L’analogie tribale vaut pour les entreprises. Les règles, les hiérarchies, les procédures et les structures stables assurent le fonctionnement de l’entreprise aujourd’hui. Elles rassurent chacun sur son fonctionnement demain.

Mais l’entreprise est également menacée de tous côtés : par ses concurrents directs, mais aussi par l’apparition de solutions substitutives, par les crises économiques, par des bouleversements politiques. Sa capacité à innover assure sa survie après-demain. Quand la photo numérique a supplanté l’argentique, les acteurs innovants ont su survivre à ce séisme (voir les mésaventures de Kodak et Fujifilm).

Autoriser, favoriser, susciter et développer l’expression de la capacité des employés à innover est une nécessité managériale pour permettre à chacun d’améliorer les processus qui le concernent, d’exploiter au maximum ses talents et finalement, de contribuer au groupe. C’est au minimum, préserver la rentabilité et la capacité de survie d’une entreprise où il fait bon vivre.

C’est aussi une nécessité stratégique pour répondre au mieux aux aléas économiques, que l’on soit « précurseur » ou « suiveur ».

Pascal Picq, auteur du livre « un paléontologue dans l’entreprise » illustre la nécessité d’innover par l’exemple de la « Reine Rouge », dans le livre de Lewis Caroll « De l’autre côté du miroir ».

Alice s’étonne de courir sans avancer d’un centimètre. La Reine Rouge lui explique que, dans ce pays, il faut courir en permanence pour rester au même endroit (survivre). Pour se déplacer, il faut courir deux fois plus vite (réaliser ses ambitions).

c)    Innovation et image de l’entreprise

Allons un pas plus loin. Il est frappant de constater que certaines entreprises technologiques avec des budgets de R&D très significatifs sont sous-évaluées sur les marchés boursiers pour la simple raison que les analystes « doutent de leur capacité à innover ». Ce que ces analystes évaluent, ce ne sont pas l’efficacité des structures considérables dédiées à la R&D, mais une perception de la culture d’innovation de l’entreprise.

Le grand public aussi exprime une opinion sur la culture d’innovation des grandes entreprises et lui associe la confiance qu’ils ont dans l’avenir de cette entreprise. Le grand public ne sait pas quels montants ces entreprises investissent réellement en R&D, cela ne l’empêche pas d’avoir une opinion sur la culture et de l’intégrer dans son attitude de consommateur.

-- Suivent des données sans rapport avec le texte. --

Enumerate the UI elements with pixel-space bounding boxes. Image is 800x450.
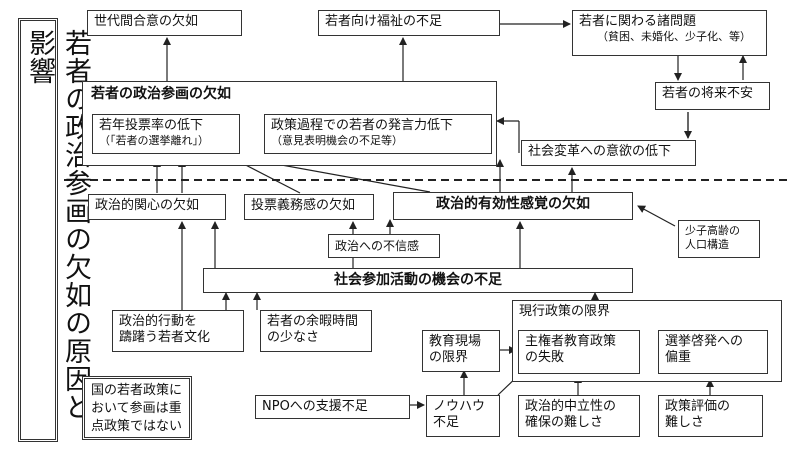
node-shukensha: 主権者教育政策 の失敗 <box>518 330 640 374</box>
node-kyoiku-genba: 教育現場 の限界 <box>422 330 500 372</box>
node-yukosei: 政治的有効性感覚の欠如 <box>393 192 633 220</box>
node-churitsu: 政治的中立性の 確保の難しさ <box>518 395 640 437</box>
node-hatsugenryoku: 政策過程での若者の発言力低下 （意見表明機会の不足等） <box>264 114 492 154</box>
node-shoshi: 少子高齢の 人口構造 <box>678 220 760 258</box>
node-senkyo: 選挙啓発への 偏重 <box>658 330 768 374</box>
node-kodo: 政治的行動を 躊躇う若者文化 <box>112 310 244 352</box>
node-gimukan: 投票義務感の欠如 <box>244 194 374 220</box>
node-henkaku: 社会変革への意欲の低下 <box>521 140 696 166</box>
node-sedai: 世代間合意の欠如 <box>87 10 242 36</box>
node-knowhow: ノウハウ 不足 <box>426 395 500 437</box>
node-fushin: 政治への不信感 <box>328 234 440 258</box>
arrow-shoshi-to-yukosei <box>637 205 676 227</box>
node-shakai-sanka: 社会参加活動の機会の不足 <box>203 268 633 293</box>
node-shorai: 若者の将来不安 <box>655 82 770 110</box>
node-hyoka: 政策評価の 難しさ <box>658 395 763 437</box>
node-shomondai: 若者に関わる諸問題 （貧困、未婚化、少子化、等） <box>572 10 767 56</box>
note-national-policy: 国の若者政策に おいて参画は重 点政策ではない <box>82 376 192 440</box>
node-fukushi: 若者向け福祉の不足 <box>318 10 500 36</box>
node-npo: NPOへの支援不足 <box>255 395 410 419</box>
node-kanshin: 政治的関心の欠如 <box>88 194 226 220</box>
node-yoka: 若者の余暇時間 の少なさ <box>260 310 372 352</box>
node-tohyoritsu: 若年投票率の低下 （「若者の選挙離れ」） <box>92 114 240 154</box>
main-title-frame: 若者の政治参画の欠如の原因と影響 <box>18 18 91 442</box>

Au sein même de ces entreprises, les employés ont tendance à partager l’opinion du public, quand bien-même ils travaillent dans les départements en charge de l’innovation ! A ce stade, l’inefficacité de l’innovation devient une prophétie auto-réalisatrice.

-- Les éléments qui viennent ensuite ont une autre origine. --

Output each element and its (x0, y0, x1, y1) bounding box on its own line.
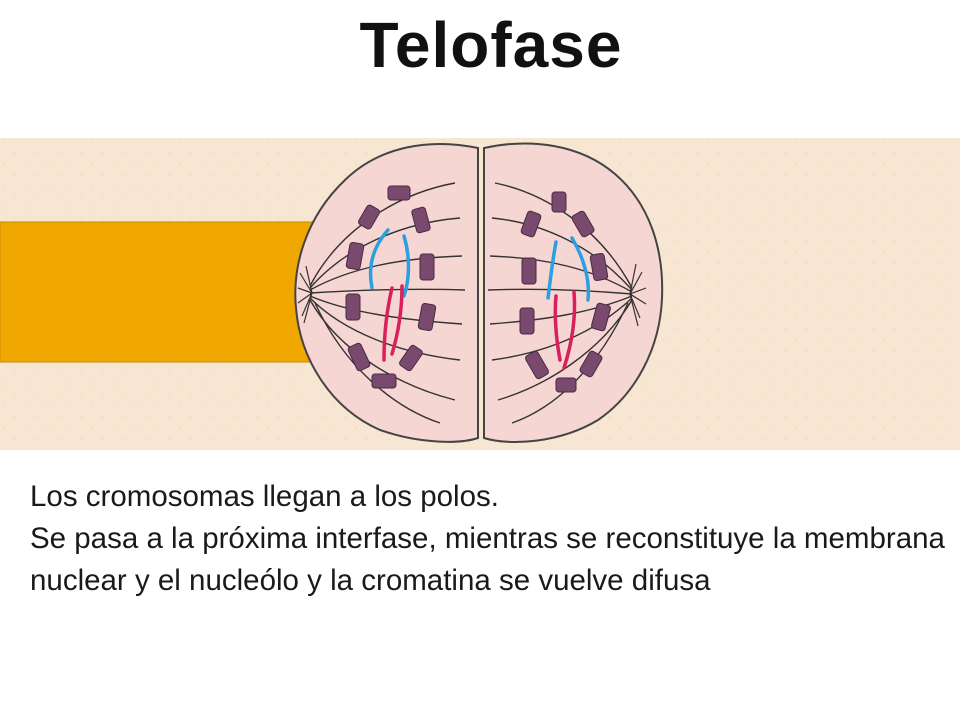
progress-bar-fill (0, 221, 320, 363)
chromosome (417, 302, 437, 332)
chromosome (571, 210, 595, 238)
chromosome (358, 204, 380, 230)
blue-chromatid (546, 240, 558, 300)
left-spindle-fibers (309, 182, 466, 424)
chromosome (525, 350, 549, 380)
left-daughter-cell (294, 143, 479, 443)
left-colored-chromatids (368, 228, 411, 362)
chromosome (371, 373, 397, 389)
caption-text: Los cromosomas llegan a los polos. Se pa… (30, 476, 955, 602)
caption-line: nuclear y el nucleólo y la cromatina se … (30, 564, 711, 597)
right-chromosomes (519, 191, 611, 393)
chromosome (347, 342, 371, 372)
telophase-illustration (0, 138, 960, 450)
slide-title: Telofase (359, 9, 623, 81)
chromosome (345, 241, 365, 271)
chromosome (399, 344, 423, 372)
chromosome (419, 253, 435, 281)
caption-line: Se pasa a la próxima interfase, mientras… (30, 522, 945, 555)
left-chromosomes (345, 185, 437, 389)
caption-line: Los cromosomas llegan a los polos. (30, 480, 499, 513)
chromosome (579, 350, 603, 378)
blue-chromatid (570, 236, 591, 302)
telophase-diagram (0, 138, 960, 450)
blue-chromatid (368, 228, 390, 290)
chromosome (345, 293, 361, 321)
right-daughter-cell (483, 142, 664, 443)
chromosome (591, 302, 611, 332)
chromosome (521, 257, 537, 285)
chromosome (520, 210, 542, 238)
chromosome (411, 206, 431, 234)
right-colored-chromatids (546, 236, 591, 370)
chromosome (519, 307, 535, 335)
chromosome (555, 377, 577, 393)
red-chromatid (382, 286, 394, 362)
left-cell-outline (294, 143, 479, 443)
left-aster (297, 265, 313, 324)
chromosome (387, 185, 411, 201)
red-chromatid (553, 294, 562, 362)
chromosome (551, 191, 567, 213)
red-chromatid (562, 290, 577, 370)
right-aster (629, 263, 647, 327)
chromosome (589, 252, 609, 282)
red-chromatid (390, 284, 404, 356)
blue-chromatid (402, 234, 411, 298)
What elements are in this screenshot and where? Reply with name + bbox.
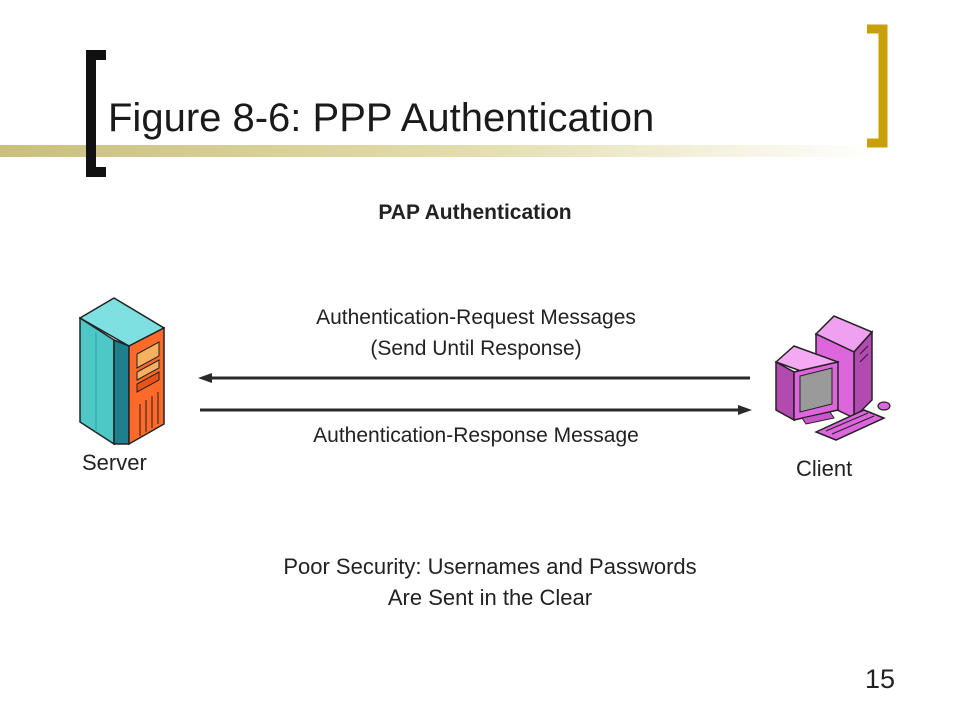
- page-number: 15: [864, 664, 895, 694]
- right-bracket: [867, 24, 888, 148]
- note-line-2: Are Sent in the Clear: [387, 585, 593, 610]
- message-arrows: [198, 373, 752, 415]
- title-rule: [0, 145, 880, 157]
- server-icon: [78, 297, 166, 446]
- client-computer-icon: [774, 315, 891, 441]
- request-line-2: (Send Until Response): [370, 337, 582, 360]
- request-line-1: Authentication-Request Messages: [316, 306, 636, 329]
- diagram-subtitle: PAP Authentication: [378, 201, 572, 224]
- server-label: Server: [82, 450, 147, 475]
- left-bracket: [86, 50, 106, 177]
- request-arrow-head: [198, 373, 212, 383]
- security-note: Poor Security: Usernames and Passwords A…: [190, 551, 790, 613]
- note-line-1: Poor Security: Usernames and Passwords: [283, 554, 697, 579]
- response-arrow-head: [738, 405, 752, 415]
- client-label: Client: [796, 456, 853, 481]
- response-message-label: Authentication-Response Message: [313, 424, 639, 447]
- slide-title: Figure 8-6: PPP Authentication: [108, 96, 655, 140]
- request-messages-label: Authentication-Request Messages (Send Un…: [226, 302, 726, 364]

Pour finir, quand les analystes, le public et même les employés partagent une même opinion sur une entreprise, que dire de son recrutement ? L’homme qui veut être écouté va vers le groupe qu’il croit capable d’écouter.

 

d)   Conclusion : oui à l’innovation !

Nous répondons à la question « devons nous être une entreprise innovante ? » par un oui catégorique : pour les employés, pour les clients, pour les concurrents, pour les investisseurs, pour le recrutement.

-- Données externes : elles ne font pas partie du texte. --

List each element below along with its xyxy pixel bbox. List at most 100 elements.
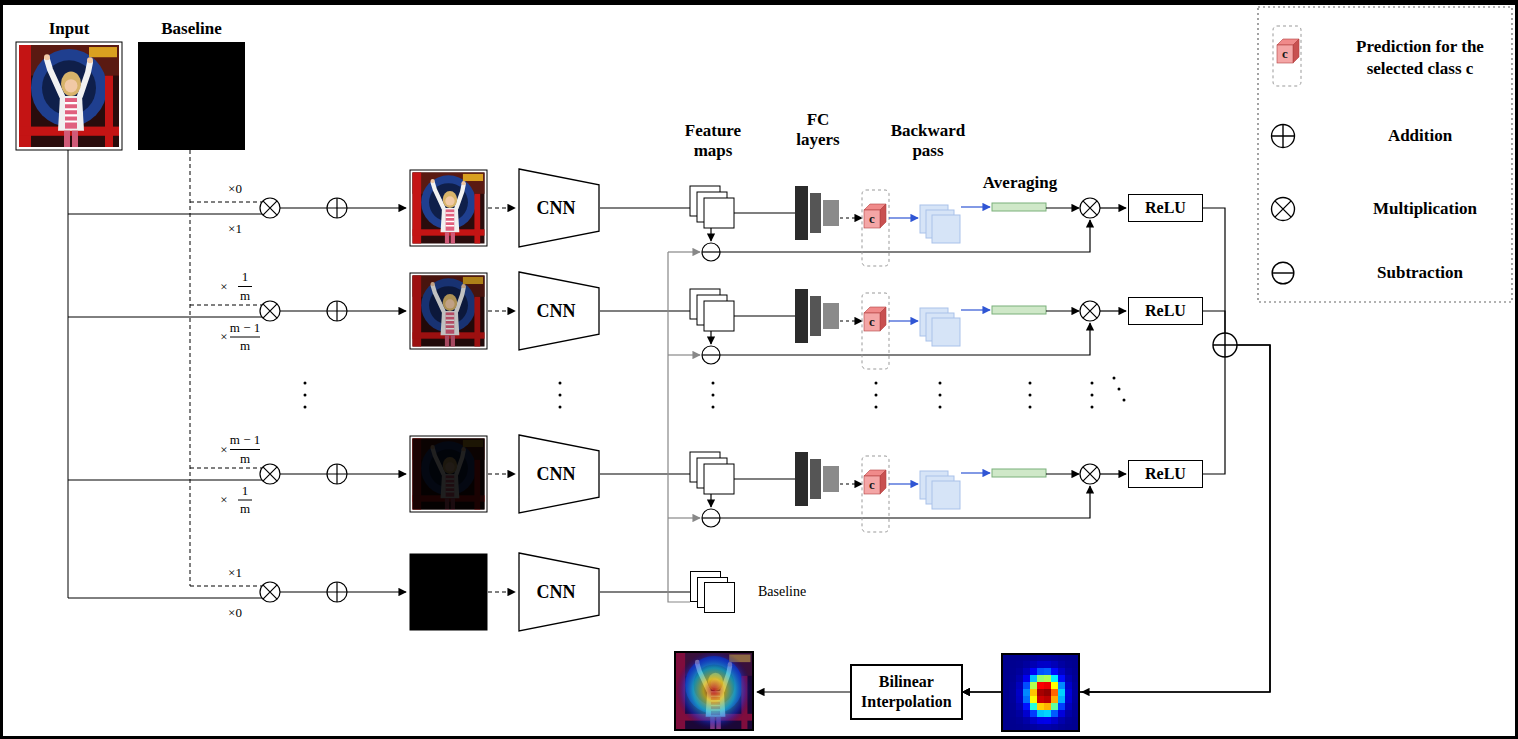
heatmap-cell (1030, 675, 1037, 682)
legend-text: Prediction for the selected class c (1333, 36, 1508, 80)
ellipsis-dots (1123, 399, 1126, 402)
input-image (16, 42, 122, 150)
ellipsis-dots (712, 394, 715, 397)
heatmap-cell (1002, 668, 1009, 675)
cube-face (864, 210, 880, 228)
connector (963, 311, 1270, 692)
heatmap-cell (1051, 703, 1058, 710)
heatmap-cell (1058, 675, 1065, 682)
node-label: CNN (537, 301, 582, 322)
heatmap-cell (1051, 675, 1058, 682)
heatmap-cell (1002, 703, 1009, 710)
legend-box (1273, 26, 1301, 86)
cnn-outline (519, 169, 599, 247)
cnn-trapezoid: CNN (518, 434, 600, 514)
heatmap-cell (1002, 696, 1009, 703)
node-label: CNN (537, 198, 582, 219)
input-image (16, 42, 122, 150)
weight-label: m (240, 502, 250, 517)
heatmap-cell (1009, 668, 1016, 675)
heatmap-cell (1058, 661, 1065, 668)
heatmap-cell (1009, 703, 1016, 710)
frame (0, 0, 1518, 5)
ellipsis-dots (559, 382, 562, 385)
result-image (675, 652, 753, 730)
relu-box: ReLU (1128, 194, 1203, 221)
ellipsis-dots (304, 406, 307, 409)
ellipsis-dots (1091, 394, 1094, 397)
heatmap-cell (1037, 675, 1044, 682)
scaled-image (413, 276, 485, 347)
cube-face (880, 470, 886, 494)
heatmap-cell (1009, 717, 1016, 724)
weight-label: ×0 (228, 182, 242, 197)
heatmap-cell (1030, 717, 1037, 724)
result-image (675, 652, 753, 730)
feature-map (705, 583, 735, 613)
heatmap-cell (1016, 696, 1023, 703)
node-label: Bilinear Interpolation (861, 672, 952, 712)
ellipsis-dots (1113, 377, 1116, 380)
heatmap-cell (1044, 710, 1051, 717)
cube-face (864, 313, 880, 331)
relu-box: ReLU (1128, 297, 1203, 324)
heatmap-cell (1016, 717, 1023, 724)
column-header: Backward pass (891, 121, 966, 160)
legend-box (1272, 262, 1294, 284)
ellipsis-dots (559, 394, 562, 397)
heatmap-cell (1002, 661, 1009, 668)
heatmap-cell (1058, 710, 1065, 717)
heatmap-cell (1044, 682, 1051, 689)
heatmap-cell (1016, 661, 1023, 668)
heatmap-cell (1051, 710, 1058, 717)
fraction-bar (238, 500, 252, 501)
heatmap-cell (1002, 710, 1009, 717)
heatmap-cell (1002, 675, 1009, 682)
heatmap-cell (1065, 703, 1072, 710)
image-heading: Baseline (758, 584, 806, 600)
weight-label: × (220, 330, 227, 345)
heatmap-cell (1023, 696, 1030, 703)
class-letter: c (1282, 47, 1288, 62)
heatmap-cell (1051, 696, 1058, 703)
weight-label: 1 (242, 484, 249, 499)
heatmap-cell (1016, 682, 1023, 689)
legend-box (1293, 39, 1299, 63)
heatmap-cell (1023, 668, 1030, 675)
heatmap-cell (1016, 710, 1023, 717)
heatmap-cell (1023, 661, 1030, 668)
heatmap-cell (1065, 654, 1072, 661)
heatmap-cell (1058, 682, 1065, 689)
ellipsis-dots (939, 406, 942, 409)
heatmap-cell (1058, 703, 1065, 710)
class-cube: c (864, 204, 886, 228)
figure-art (600, 452, 1126, 532)
scaled-image (410, 170, 487, 630)
heatmap-cell (1009, 661, 1016, 668)
heatmap-cell (1002, 654, 1009, 661)
heatmap-cell (1044, 689, 1051, 696)
heatmap-cell (1058, 689, 1065, 696)
input-image (19, 45, 119, 147)
ellipsis-dots (712, 382, 715, 385)
weight-label: m (240, 289, 250, 304)
heatmap-cell (1044, 661, 1051, 668)
heatmap-cell (1009, 654, 1016, 661)
weight-label: × (220, 493, 227, 508)
weight-label: ×1 (228, 566, 242, 581)
ellipsis-dots (939, 382, 942, 385)
node-label: ReLU (1145, 198, 1186, 217)
heatmap-cell (1044, 717, 1051, 724)
column-header: Feature maps (685, 121, 741, 160)
weight-label: m (240, 452, 250, 467)
baseline-image: Baseline (138, 42, 245, 150)
node-label: CNN (537, 464, 582, 485)
scaled-image (410, 273, 487, 349)
heatmap-cell (1051, 689, 1058, 696)
legend-text: Multiplication (1373, 198, 1477, 220)
cube-face (880, 204, 886, 228)
weight-label: ×1 (228, 222, 242, 237)
input-wires (68, 150, 190, 598)
process-box: Bilinear Interpolation (850, 664, 963, 720)
heatmap-cell (1023, 689, 1030, 696)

Le budget R&D ou Marketing n’est pas la mesure d’une culture d’innovation : l’innovation dépasse largement ce cadre. Le défi de chaque entreprise est d’instaurer une culture managériale qui permette l’innovation sans contrainte.

Faut-il en déduire que toutes les entreprises doivent investir pour inventer le nouveau « bâton de jet » qui assurera leur domination ? Non évidemment. Nous en parlerons plus précisément dans le chapitre suivant. Mais réserver du temps, des ressources et des moyens pour l’innovation est une nécessité interne et externe, quelle que soit la stratégie de marché.

Quand une entreprise se pose la question « devons nous innover », c’est qu’elle a progressivement perdu de vue la complémentarité fondamentale chez l’individu comme dans tout groupe entre organiser pour rassurer et innover pour durer.